"Lea?" panggil Radi, melihat Lea melamun menatapnya. "Pagi-pagi jangan melamun."
"Hmmm, maaf. Aku hanya tidak bisa berhenti memikirkannya, Radi," ujar Lea.
Radi diam, ia menoleh ke sisi lain. Sementara Lea mendengus, yang dirasakan olehnya bukan hanya tidak napsu makan dan tidak dapat tidur nyenyak saja, namun sepertinya otak dan pikirannya tidak dapat selaras dan berkonsentrasi dengan baik.
"Jika kamu ada waktu dan juga bersedia, kita bisa membicarakannya sepulang sekolah nanti."
***
Radi memberikan minuman bersoda dengan es krim vanila di atasnya. Lea tersenyum dan segera mengambil ponselnya, masuk dalam menu kamera. Ia segera memotret minuman tersebut dan mempostingnya di media sosial miliknya.
'Before I Married.'
Lea memberikan caption pada postingannya tersebut.

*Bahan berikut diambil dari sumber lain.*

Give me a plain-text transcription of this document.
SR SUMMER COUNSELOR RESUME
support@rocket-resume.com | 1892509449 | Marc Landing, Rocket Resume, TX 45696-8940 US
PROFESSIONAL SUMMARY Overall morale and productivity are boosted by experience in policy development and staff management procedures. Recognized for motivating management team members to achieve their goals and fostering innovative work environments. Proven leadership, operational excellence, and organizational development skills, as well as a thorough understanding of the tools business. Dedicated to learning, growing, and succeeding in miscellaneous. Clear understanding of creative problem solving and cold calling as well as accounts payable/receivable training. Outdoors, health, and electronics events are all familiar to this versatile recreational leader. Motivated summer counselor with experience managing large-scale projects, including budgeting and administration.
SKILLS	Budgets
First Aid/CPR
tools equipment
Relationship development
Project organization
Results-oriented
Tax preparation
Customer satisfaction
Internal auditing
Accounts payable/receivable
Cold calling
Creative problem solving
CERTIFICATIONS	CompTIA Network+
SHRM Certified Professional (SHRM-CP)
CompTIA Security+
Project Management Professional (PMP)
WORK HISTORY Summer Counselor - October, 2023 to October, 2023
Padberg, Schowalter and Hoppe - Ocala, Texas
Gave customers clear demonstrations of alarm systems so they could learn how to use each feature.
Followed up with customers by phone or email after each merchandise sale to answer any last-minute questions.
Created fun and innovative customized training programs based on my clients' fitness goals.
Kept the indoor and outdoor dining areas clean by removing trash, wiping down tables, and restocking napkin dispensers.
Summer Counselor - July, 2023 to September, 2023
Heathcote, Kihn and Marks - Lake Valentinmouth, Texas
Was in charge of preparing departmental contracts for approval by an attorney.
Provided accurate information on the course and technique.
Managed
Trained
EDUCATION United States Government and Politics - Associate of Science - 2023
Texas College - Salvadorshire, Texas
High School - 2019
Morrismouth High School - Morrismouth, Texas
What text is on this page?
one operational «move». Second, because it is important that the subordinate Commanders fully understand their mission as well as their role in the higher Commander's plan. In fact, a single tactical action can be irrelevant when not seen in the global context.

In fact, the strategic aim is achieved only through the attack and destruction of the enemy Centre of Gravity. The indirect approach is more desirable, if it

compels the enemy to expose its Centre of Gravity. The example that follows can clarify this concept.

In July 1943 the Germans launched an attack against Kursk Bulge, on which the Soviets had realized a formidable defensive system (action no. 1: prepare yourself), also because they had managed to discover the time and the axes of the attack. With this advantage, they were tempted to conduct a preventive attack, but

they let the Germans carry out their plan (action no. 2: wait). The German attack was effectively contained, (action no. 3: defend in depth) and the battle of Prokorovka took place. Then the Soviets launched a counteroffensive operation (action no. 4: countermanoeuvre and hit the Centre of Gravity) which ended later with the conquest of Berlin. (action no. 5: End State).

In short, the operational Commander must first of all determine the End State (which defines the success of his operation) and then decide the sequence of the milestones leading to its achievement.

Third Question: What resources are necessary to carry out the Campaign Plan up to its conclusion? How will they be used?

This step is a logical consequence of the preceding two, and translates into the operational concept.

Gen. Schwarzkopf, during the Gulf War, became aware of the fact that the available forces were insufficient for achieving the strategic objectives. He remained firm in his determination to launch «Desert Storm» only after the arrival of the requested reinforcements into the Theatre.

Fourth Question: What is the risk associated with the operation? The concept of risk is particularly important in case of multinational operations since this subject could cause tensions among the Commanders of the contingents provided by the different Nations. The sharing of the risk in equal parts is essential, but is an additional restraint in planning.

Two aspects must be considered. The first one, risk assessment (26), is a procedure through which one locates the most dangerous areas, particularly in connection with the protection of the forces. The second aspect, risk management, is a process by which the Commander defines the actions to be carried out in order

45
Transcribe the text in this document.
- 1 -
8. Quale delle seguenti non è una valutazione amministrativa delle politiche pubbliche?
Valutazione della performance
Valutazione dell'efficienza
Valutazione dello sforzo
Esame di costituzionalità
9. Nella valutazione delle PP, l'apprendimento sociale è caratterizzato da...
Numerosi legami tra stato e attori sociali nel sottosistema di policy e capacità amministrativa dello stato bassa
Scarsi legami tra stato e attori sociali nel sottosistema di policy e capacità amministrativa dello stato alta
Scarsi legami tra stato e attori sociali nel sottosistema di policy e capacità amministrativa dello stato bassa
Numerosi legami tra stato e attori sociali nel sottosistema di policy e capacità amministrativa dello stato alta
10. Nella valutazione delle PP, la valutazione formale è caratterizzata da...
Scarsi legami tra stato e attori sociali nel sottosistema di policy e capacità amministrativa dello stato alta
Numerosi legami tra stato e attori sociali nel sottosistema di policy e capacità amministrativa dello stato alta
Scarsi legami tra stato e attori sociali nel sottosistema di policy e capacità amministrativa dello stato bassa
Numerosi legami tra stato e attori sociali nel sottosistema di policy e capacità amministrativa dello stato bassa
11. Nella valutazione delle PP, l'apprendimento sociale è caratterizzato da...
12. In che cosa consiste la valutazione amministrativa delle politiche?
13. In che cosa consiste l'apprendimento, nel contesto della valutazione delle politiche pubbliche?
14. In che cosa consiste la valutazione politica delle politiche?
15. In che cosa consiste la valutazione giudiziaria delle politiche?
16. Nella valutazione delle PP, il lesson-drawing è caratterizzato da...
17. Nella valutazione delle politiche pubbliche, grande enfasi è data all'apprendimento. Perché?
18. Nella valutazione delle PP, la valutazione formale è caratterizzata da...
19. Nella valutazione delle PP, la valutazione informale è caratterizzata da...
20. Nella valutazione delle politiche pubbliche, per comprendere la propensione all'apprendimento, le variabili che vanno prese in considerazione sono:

"Disantap, sebelum meleleh," ucap Radi, ia menggoda Lea yang masih asyik dengan ponsel dan media sosialnya.
"Radi … ngomong-ngomong … terima kasih atas traktirannya," ujar Lea dengan senyum sumringahnya.
"Coklat frappe bisa mengurangi stres dan es krim bisa menyejukkan hati dan pikiranmu," ujar Radi, memandangi minuman miliknya yang sama dengan Lea. "Kalau aku … bisa membuatmu bahagia."
Blush
Lea diam, terperanga melihat Radi yang kini beralih, menjadi melihatnya.
"Aku hanya bercanda, Lea. Guna mencairkan suasana," lanjut Radi kemudia.
Lea menghembuskan napasnya, hampir saja ia salah paham dengan apa yang diucapkan oleh Radi.
"Kamu … bisa saja," gerutu Lea.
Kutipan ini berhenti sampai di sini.